Bisnis.com, JAKARTA – Ekonomi Jepang mengalami perlambatan pada kuartal IV/2019, menunjukkan kerentanan bahkan sebelum virus corona mengancam negara ke jurang resesi.
Data Kantor Kabinet yang dirilis Senin (9/3/2020) menunjukkan Produk Domestik Bruto menyusut 7,1 persen pada kuartal IV/2019 secara year-on-year.

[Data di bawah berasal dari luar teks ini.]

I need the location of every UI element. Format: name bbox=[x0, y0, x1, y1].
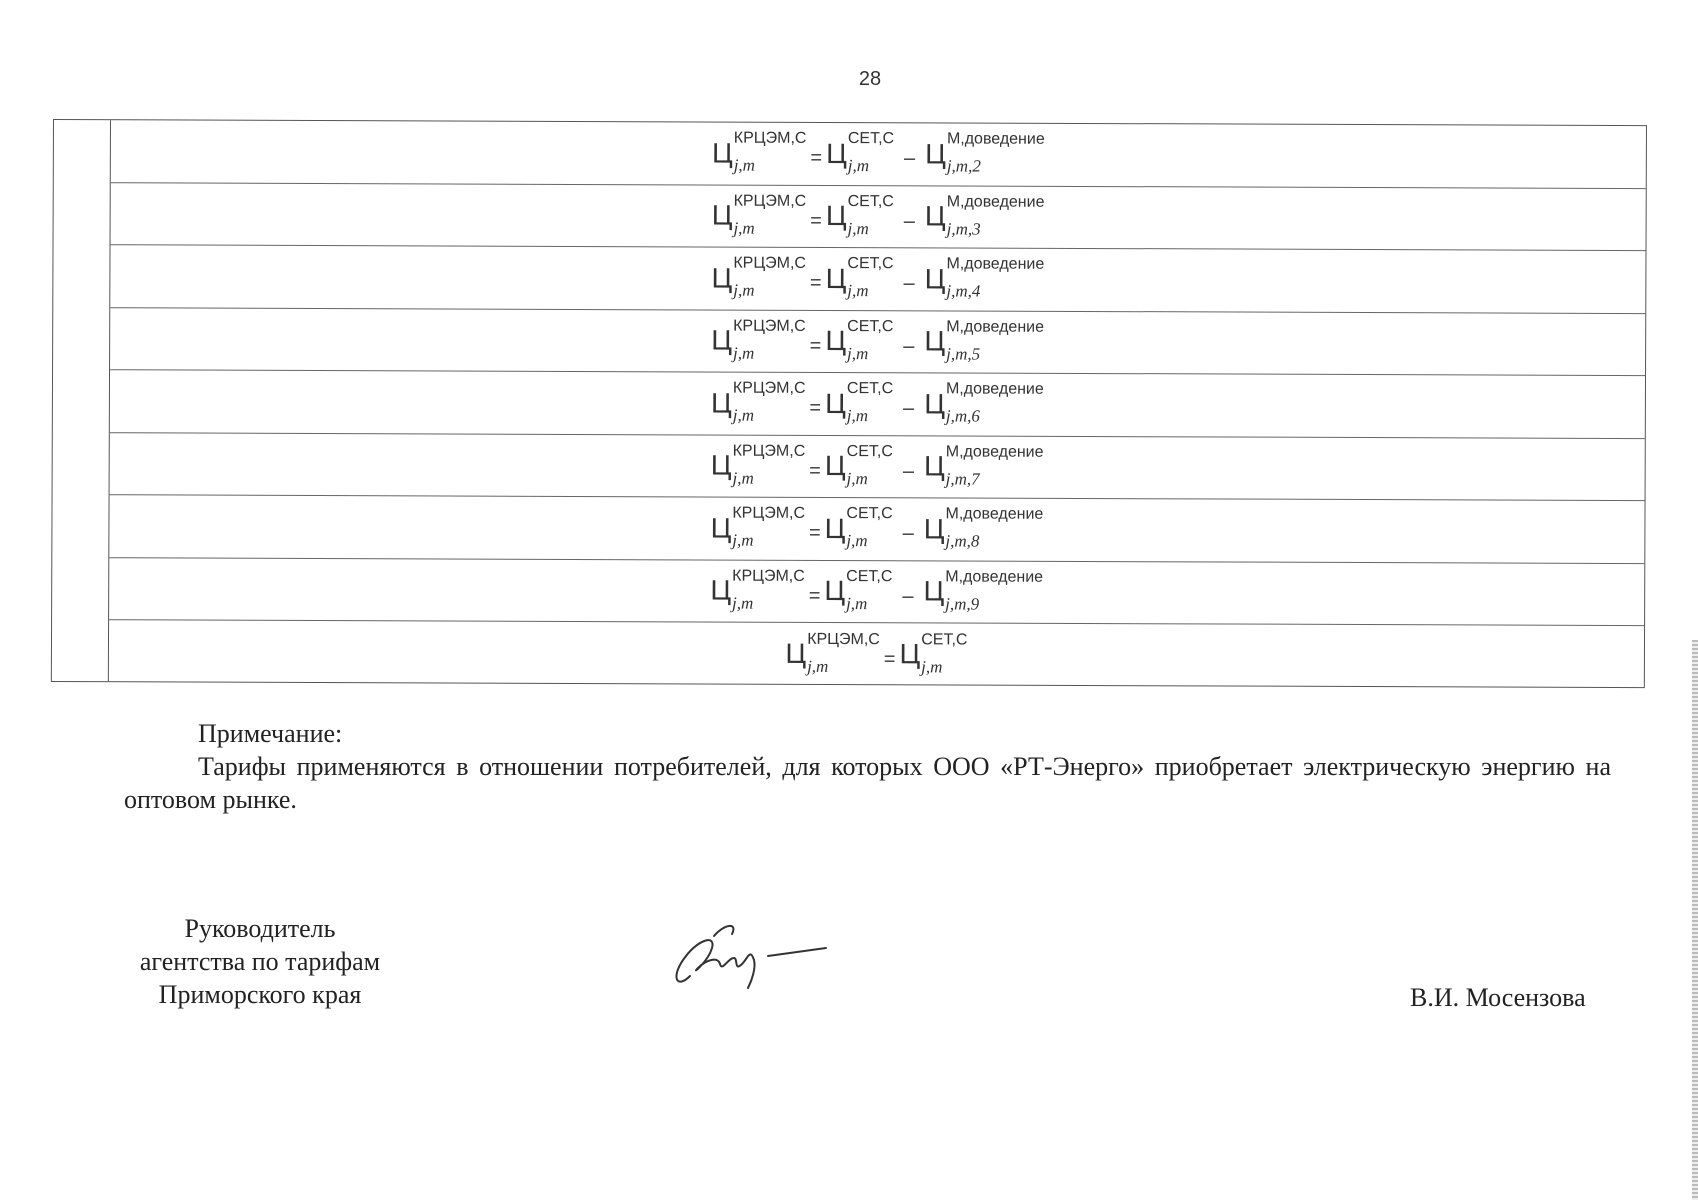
formula bbox=[785, 630, 968, 677]
formula-superscript: СЕТ,С bbox=[846, 442, 893, 460]
formula-term bbox=[925, 130, 1045, 176]
table-number-column bbox=[52, 120, 111, 681]
formula-superscript: СЕТ,С bbox=[921, 631, 968, 649]
formula bbox=[711, 317, 1045, 364]
formula-term bbox=[711, 254, 807, 300]
formula bbox=[711, 379, 1044, 426]
formula-term bbox=[923, 568, 1044, 614]
formula-minus: – bbox=[902, 585, 914, 608]
formula-term bbox=[710, 567, 805, 613]
formula-minus: – bbox=[903, 397, 915, 420]
formula-subscript: j,m bbox=[921, 657, 943, 677]
formula-subscript: j,m bbox=[846, 406, 869, 426]
formula-subscript: j,m bbox=[846, 531, 868, 551]
formula-subscript: j,m bbox=[732, 343, 755, 363]
formula-symbol: Ц bbox=[923, 450, 945, 482]
formula-term bbox=[824, 505, 893, 551]
formula-symbol: Ц bbox=[923, 575, 945, 607]
formula bbox=[711, 254, 1045, 301]
formula-superscript: М,доведение bbox=[945, 380, 1044, 399]
formula-term bbox=[924, 255, 1045, 301]
formula-superscript: СЕТ,С bbox=[846, 380, 894, 398]
formula-minus: – bbox=[903, 210, 915, 233]
formula-superscript: КРЦЭМ,С bbox=[732, 567, 805, 585]
formula-equals: = bbox=[810, 209, 822, 232]
signer-title bbox=[120, 912, 400, 1011]
formula-subscript: j,m,9 bbox=[945, 594, 980, 614]
formula-minus: – bbox=[902, 522, 914, 545]
formula-symbol: Ц bbox=[826, 137, 847, 169]
formula-superscript: СЕТ,С bbox=[847, 130, 895, 148]
formula-equals: = bbox=[809, 272, 822, 295]
formula-superscript: КРЦЭМ,С bbox=[733, 192, 807, 210]
formula-subscript: j,m bbox=[732, 405, 755, 425]
formula-term bbox=[825, 255, 894, 301]
note-title: Примечание: bbox=[198, 719, 343, 748]
page-number: 28 bbox=[858, 68, 882, 90]
formula-equals: = bbox=[809, 334, 822, 357]
formula-equals: = bbox=[808, 584, 821, 607]
formula-subscript: j,m bbox=[846, 468, 868, 488]
formula-minus: – bbox=[903, 272, 915, 295]
formula-term bbox=[711, 317, 806, 363]
formula-term bbox=[710, 442, 806, 488]
formula-equals: = bbox=[809, 459, 821, 482]
formula-term bbox=[923, 443, 1044, 489]
formula-minus: – bbox=[903, 335, 915, 358]
table-row bbox=[110, 370, 1645, 438]
formula-symbol: Ц bbox=[899, 638, 921, 670]
formula-equals: = bbox=[883, 647, 896, 670]
table-row bbox=[109, 558, 1644, 626]
formula-superscript: М,доведение bbox=[946, 255, 1045, 274]
formula-subscript: j,m bbox=[846, 593, 868, 613]
formula-subscript: j,m bbox=[733, 155, 756, 175]
formula-subscript: j,m bbox=[847, 156, 870, 176]
formula-subscript: j,m,3 bbox=[946, 219, 981, 239]
table-row bbox=[111, 183, 1646, 251]
formula-subscript: j,m bbox=[807, 656, 829, 676]
formula-subscript: j,m,7 bbox=[945, 469, 980, 489]
formula-symbol: Ц bbox=[711, 199, 733, 231]
formula-symbol: Ц bbox=[825, 387, 846, 419]
formula-superscript: КРЦЭМ,С bbox=[807, 630, 880, 648]
signer-title-line: Приморского края bbox=[158, 980, 362, 1009]
formula-symbol: Ц bbox=[785, 638, 807, 670]
scan-edge bbox=[1692, 640, 1698, 1200]
formula-superscript: М,доведение bbox=[945, 505, 1044, 524]
formula-subscript: j,m bbox=[732, 468, 754, 488]
formula-subscript: j,m bbox=[733, 218, 755, 238]
formula-superscript: СЕТ,С bbox=[847, 192, 894, 210]
formula-equals: = bbox=[810, 147, 823, 170]
formula-term bbox=[899, 631, 968, 677]
formula-superscript: КРЦЭМ,С bbox=[733, 254, 807, 273]
formula-superscript: М,доведение bbox=[945, 568, 1044, 586]
formula-symbol: Ц bbox=[824, 575, 846, 607]
formula-symbol: Ц bbox=[924, 325, 946, 357]
formula-subscript: j,m bbox=[732, 593, 754, 613]
formula-symbol: Ц bbox=[711, 137, 733, 169]
formula-subscript: j,m,2 bbox=[946, 156, 981, 176]
formula-superscript: СЕТ,С bbox=[847, 255, 894, 273]
table-row bbox=[110, 245, 1645, 313]
formula-term bbox=[825, 380, 894, 426]
formula-symbol: Ц bbox=[710, 512, 732, 544]
formula-term bbox=[826, 130, 895, 176]
formula-subscript: j,m,6 bbox=[945, 406, 980, 426]
formula-superscript: М,доведение bbox=[946, 130, 1045, 149]
formula-superscript: СЕТ,С bbox=[846, 505, 893, 523]
formula-symbol: Ц bbox=[824, 450, 846, 482]
formula bbox=[711, 192, 1045, 239]
formula bbox=[710, 442, 1044, 489]
formula-minus: – bbox=[903, 147, 916, 170]
formula-symbol: Ц bbox=[825, 325, 847, 357]
table-row bbox=[109, 620, 1644, 688]
formula-subscript: j,m bbox=[847, 281, 869, 301]
formula-subscript: j,m,8 bbox=[945, 531, 980, 551]
formula-superscript: СЕТ,С bbox=[846, 567, 893, 585]
formula-term bbox=[710, 504, 806, 550]
formula-superscript: КРЦЭМ,С bbox=[733, 317, 806, 335]
formula-symbol: Ц bbox=[824, 512, 846, 544]
formula-symbol: Ц bbox=[825, 262, 847, 294]
formula-subscript: j,m bbox=[847, 218, 869, 238]
formula bbox=[711, 129, 1045, 176]
formula bbox=[710, 567, 1044, 614]
formula-term bbox=[825, 192, 894, 238]
formula-superscript: КРЦЭМ,С bbox=[732, 379, 806, 398]
formula-term bbox=[824, 567, 893, 613]
formula-term bbox=[923, 505, 1044, 551]
formula-term bbox=[824, 442, 893, 488]
formula-symbol: Ц bbox=[710, 449, 732, 481]
formula-symbol: Ц bbox=[923, 513, 945, 545]
formula-subscript: j,m bbox=[733, 280, 755, 300]
signer-title-line: агентства по тарифам bbox=[139, 947, 381, 976]
table-row bbox=[110, 433, 1645, 501]
formula-table bbox=[51, 119, 1647, 688]
handwritten-signature bbox=[668, 918, 828, 998]
formula-superscript: М,доведение bbox=[946, 193, 1045, 211]
formula-term bbox=[785, 630, 880, 676]
table-rows bbox=[109, 120, 1646, 687]
formula-symbol: Ц bbox=[924, 263, 946, 295]
formula-subscript: j,m,5 bbox=[946, 344, 981, 364]
signer-title-line: Руководитель bbox=[184, 914, 336, 943]
formula-superscript: КРЦЭМ,С bbox=[733, 129, 807, 148]
formula-term bbox=[711, 379, 806, 425]
formula-subscript: j,m bbox=[847, 343, 869, 363]
formula-subscript: j,m bbox=[732, 530, 754, 550]
formula-term bbox=[924, 380, 1044, 426]
formula-symbol: Ц bbox=[711, 387, 732, 419]
formula-superscript: М,доведение bbox=[946, 318, 1045, 336]
formula-term bbox=[825, 317, 894, 363]
table-row bbox=[109, 495, 1644, 563]
note-text: Тарифы применяются в отношении потребителей, для которых ООО «РТ-Энерго» приобретает электрическую энергию на оптовом рынке. bbox=[124, 752, 1611, 814]
formula-term bbox=[924, 193, 1045, 239]
formula-term bbox=[711, 129, 807, 175]
formula-symbol: Ц bbox=[711, 262, 733, 294]
formula-superscript: КРЦЭМ,С bbox=[732, 442, 806, 460]
formula-symbol: Ц bbox=[925, 138, 946, 170]
formula-symbol: Ц bbox=[924, 388, 946, 420]
formula-equals: = bbox=[808, 522, 821, 545]
formula-equals: = bbox=[809, 397, 822, 420]
formula-term bbox=[711, 192, 807, 238]
formula-symbol: Ц bbox=[710, 574, 732, 606]
formula-subscript: j,m,4 bbox=[946, 281, 981, 301]
table-row bbox=[111, 120, 1646, 188]
formula-symbol: Ц bbox=[825, 200, 847, 232]
formula-minus: – bbox=[902, 460, 915, 483]
formula-term bbox=[924, 318, 1045, 364]
table-row bbox=[110, 308, 1645, 376]
formula-symbol: Ц bbox=[711, 324, 733, 356]
signer-name: В.И. Мосензова bbox=[1410, 983, 1586, 1012]
formula-superscript: СЕТ,С bbox=[847, 317, 894, 335]
formula-superscript: М,доведение bbox=[945, 443, 1044, 461]
formula-symbol: Ц bbox=[924, 200, 946, 232]
formula-superscript: КРЦЭМ,С bbox=[732, 504, 806, 523]
formula bbox=[710, 504, 1044, 551]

Lebih rendah dibandingkan estimasi ekonom yang disurvei Bloomberg yang memperkirakan penurunan 6,6 persen dan proyeksi pemerintah sebesar 6,3 persen.
Dibandingkan kuartal sebelumnya, PDB tercatat menyusut 1,8 persen. Sementara itu, konsumsi swasta turun 2,8 persen, sedikit lebih baik dari perkiraan ekonom sebesar 2,9 persen. Adapun investasi bisnis menurun sebesar 4,6 persen, lebih rendah dari perkiraan analis sebesar minus 4,2 persen.
Dilansir dari Bloomberg, penurunan pengeluaran konsumen setelah kenaikan pajak penjualan dan turunnya investasi bisnis dari perkiraan awal menjadi penyebab menyusutnya PDB pada kuartal terakhir 2019 tersebut. Ini juga merupakan kontraksi paling tajam sejak kenaikan pajak sebelumnya pada tahun 2014.
Lemahnya data ekonomi Jepang menunjukkan kerapuhan ekonomi bahkan sebelum penyebaran virus corona (Covid-19) menghantam rantai pasokan dan menekan pengeluaran konsumen yang sudah lemah akibat kenaikanpajak.
Semakin banyak analis yang memperkirakan ekonomi menyusut lebih dari 2 persen pada kuartal ini. Hal ini menjadi masalah bagi Perdana Menteri Shinzo Abe, yang sudah meluncurkan paket stimulus akhir tahun lalu.
Baca Juga
PM Abe diperkirakan mengumumkan langkah-langkah ekonomi darurat untuk menghadapi krisis akibat Covid-19, namun belum ada penjelasan lebih rinci mengenai jenis stimulus tersebut.
Kinerja kuartal IV yang buruk memicu kecaman bahwa Abe tidak melakukan cukup upaya untuk meredam dampak dari kenaikan pajak. Dia mungkin perlu mengumumkan paket pengeluaran besar lainnya, terutama jika tingkat dukungan terhadapnya terus turun.
Ekonom Bloomberg, Yuki Masujima, mengatakan dengan ekonomi di bawah tekanan baru dari virus corona, kontraksi lanjutan diperkirakan terjadi pada kuartal pertama tahun 2020.
“Ekonomi terancam dalam resesi, yang berarti pemerintah dan bank sentral akan berada di bawah tekanan untuk meningkatkan stimulus," ungkapnya, seperti dikutip Bloombeg.
Kelemahan ekonomi yang berkelanjutan juga menciptakan dilema bagi Bank of Japan, yang sebagian besar menghabiskan amunisi kebijakannya. BOJ kemungkinan akan mempertimbangkan untuk memangkas proyeksi ekonomi secara keseluruhan pada pertemuan kebijakan pekan depan.
Dengan jumlah kasus Covid-19 dalam negeri yang terus meningkat, belum ada titik terang kapan Jepang akan keluar dari keadaan darurat dan bisnis dapat kembali normal.